For something so natural to living and so involuntary to the human experience, Emotions are extremely misunderstood and misrepresented in our society. Most people hold on tightly to misconceptions about them. These can be pertaining to what they are, how they work, and/or the purpose that they serve. In addition, to make matter worse, there are numerous widely accepted cultural myths about emotions.

What are emotions?

From a physiological standpoint, emotions are nothing more than chemical and electrical signals that occur in your body in order to alert you to what is happening.

The limbic system, a part of your brain, specializes in observing and processing these signals to allow you to respond to situations.

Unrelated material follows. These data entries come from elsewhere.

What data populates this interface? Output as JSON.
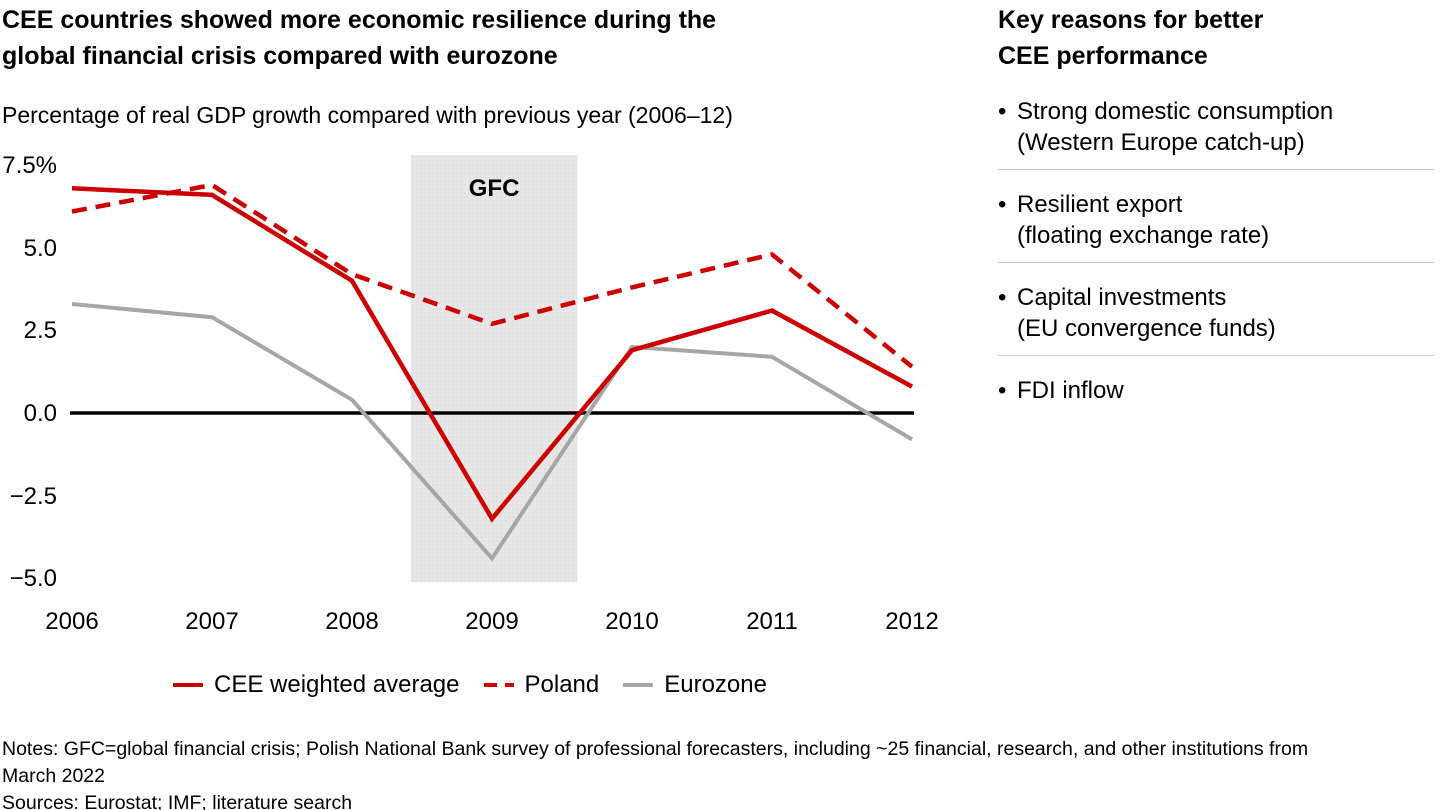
{
  "header": {
    "title_line1": "CEE countries showed more economic resilience during the",
    "title_line2": "global financial crisis compared with eurozone",
    "subtitle": "Percentage of real GDP growth compared with previous year (2006–12)"
  },
  "chart_data": {
    "type": "line",
    "x": [
      2006,
      2007,
      2008,
      2009,
      2010,
      2011,
      2012
    ],
    "series": [
      {
        "name": "CEE weighted average",
        "color": "#cc0000",
        "style": "solid",
        "values": [
          6.8,
          6.6,
          4.0,
          -3.2,
          1.9,
          3.1,
          0.8
        ]
      },
      {
        "name": "Poland",
        "color": "#cc0000",
        "style": "dashed",
        "values": [
          6.1,
          6.9,
          4.2,
          2.7,
          3.8,
          4.8,
          1.4
        ]
      },
      {
        "name": "Eurozone",
        "color": "#a6a6a6",
        "style": "solid",
        "values": [
          3.3,
          2.9,
          0.4,
          -4.4,
          2.0,
          1.7,
          -0.8
        ]
      }
    ],
    "xlabel": "",
    "ylabel": "",
    "ylim": [
      -5.0,
      7.5
    ],
    "yticks": [
      "7.5%",
      "5.0",
      "2.5",
      "0.0",
      "−2.5",
      "−5.0"
    ],
    "ytick_values": [
      7.5,
      5.0,
      2.5,
      0.0,
      -2.5,
      -5.0
    ],
    "annotation": {
      "label": "GFC",
      "x_start": 2008.42,
      "x_end": 2009.61
    },
    "zero_line": true,
    "grid": false,
    "legend_position": "bottom",
    "band_color": "#e7e7e7",
    "axis_color": "#000000"
  },
  "right_panel": {
    "title_line1": "Key reasons for better",
    "title_line2": "CEE performance",
    "bullet_char": "•",
    "bullets": [
      {
        "text": "Strong domestic consumption",
        "sub": "(Western Europe catch-up)"
      },
      {
        "text": "Resilient export",
        "sub": "(floating exchange rate)"
      },
      {
        "text": "Capital investments",
        "sub": "(EU convergence funds)"
      },
      {
        "text": "FDI inflow",
        "sub": ""
      }
    ]
  },
  "footer": {
    "notes_line1": "Notes: GFC=global financial crisis; Polish National Bank survey of professional forecasters, including ~25 financial, research, and other institutions from",
    "notes_line2": "March 2022",
    "sources": "Sources: Eurostat; IMF; literature search"
  }
}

Having emotions is essential to living a safe and high-quality life because they help you do a number of things. Perhaps most importantly, they help you to survive by alerting the limbic system to trigger the "fight or flight" response in potentially dangerous situations. They also help you to remember people and experiences, cope with situations that occur in your daily life, and communicate with other people. In addition, they help you to avoid pain and to seek pleasure.

According to most research, there are two recognized types of emotions: primary and secondary.

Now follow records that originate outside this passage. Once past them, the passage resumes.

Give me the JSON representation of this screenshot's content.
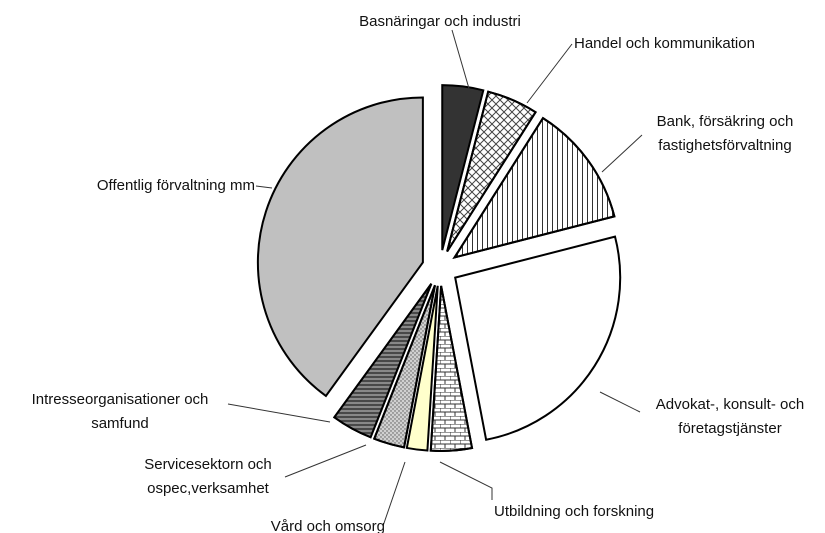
{
  "chart_data": {
    "type": "pie",
    "categories": [
      "Basnäringar och industri",
      "Handel och kommunikation",
      "Bank, försäkring och fastighetsförvaltning",
      "Advokat-, konsult- och företagstjänster",
      "Utbildning och forskning",
      "Vård och omsorg",
      "Servicesektorn och ospec,verksamhet",
      "Intresseorganisationer och samfund",
      "Offentlig förvaltning mm"
    ],
    "values": [
      4,
      5,
      12,
      26,
      4,
      2,
      3,
      4,
      40
    ],
    "colors": [
      "#333333",
      "#ffffff",
      "#ffffff",
      "#ffffff",
      "#ffffff",
      "#ffffcc",
      "#d0d0d0",
      "#ffffff",
      "#c0c0c0"
    ]
  }
}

Primary emotions are the expression of your initial reaction to what is happening. They are strong feelings that come up rapidly and without prior thought. Humans are born with these hard-wired into their brains and bodies. As a result, experiencing these feelings causes your body to react in certain ways and causes you to have urges to engage in certain actions.

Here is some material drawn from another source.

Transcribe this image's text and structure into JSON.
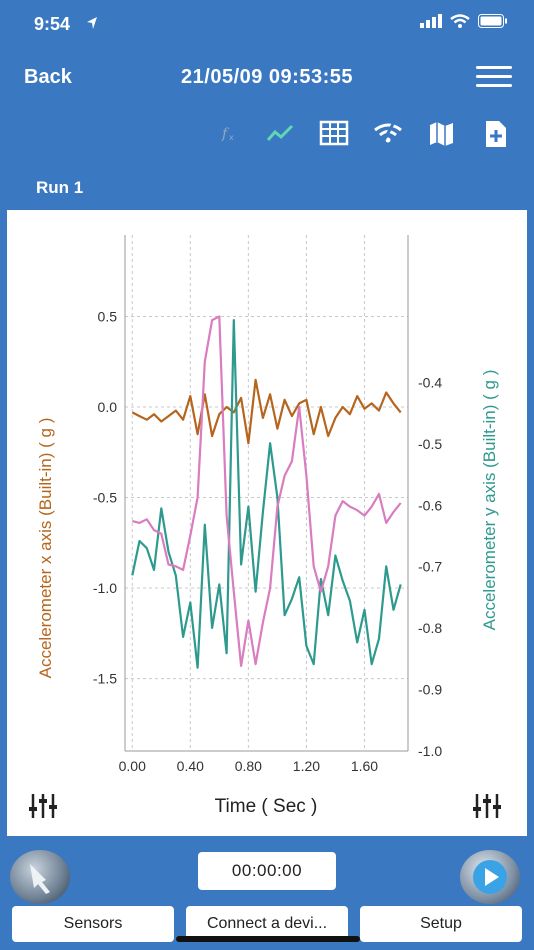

While some experts suggest there are more, the majority of research states there are eight primary emotions. They are anger, sorrow, joy, fear, disgust, guilt or shame, interest, and surprise. These obviously aren't the only emotions in existence. All other feelings are made up of some combination of the primary emotions.

Put simply, secondary emotions are emotional reactions to primary emotions.

In other words, they indicate how you feel about your feelings. Unlike the primary, secondary emotions are not hard-wired into the bodies and brains of people. Instead, they are reactions we learn by means of socialization by our families, friends, the media, and other institutions.

Also ingrained in our lives and thoughts via socialization are myths about emotions. In order to counter these myths, you need to have a factual understanding of emotions and develop a healthy perspective of emotions. There are a few things that everyone should keep in mind when it comes to emotions. Emotions are neither good nor bad or true or false; they just are. There is a difference between having an emotion and acting on one.

Regardless of how strong the feeling you are experiencing is you do not have to act on it. Lastly, you can't get rid of them, but fortunately, they don't last forever.

A healthy perspective on emotions

If you remember anything about emotions, remember this: they are not bad. In fact, they have three very important jobs that help us on a daily basis. Emotions can validate us by being signal or alarms, or by providing us with information about a situation. They can be a source of motivation to change a situation and save us time in reacting to potentially dangerous situations. Finally, emotions serve as a powerful form of non-verbal communication. Once you learn to tolerate and your emotions, you will recognize they exist to help you and not to hurt you.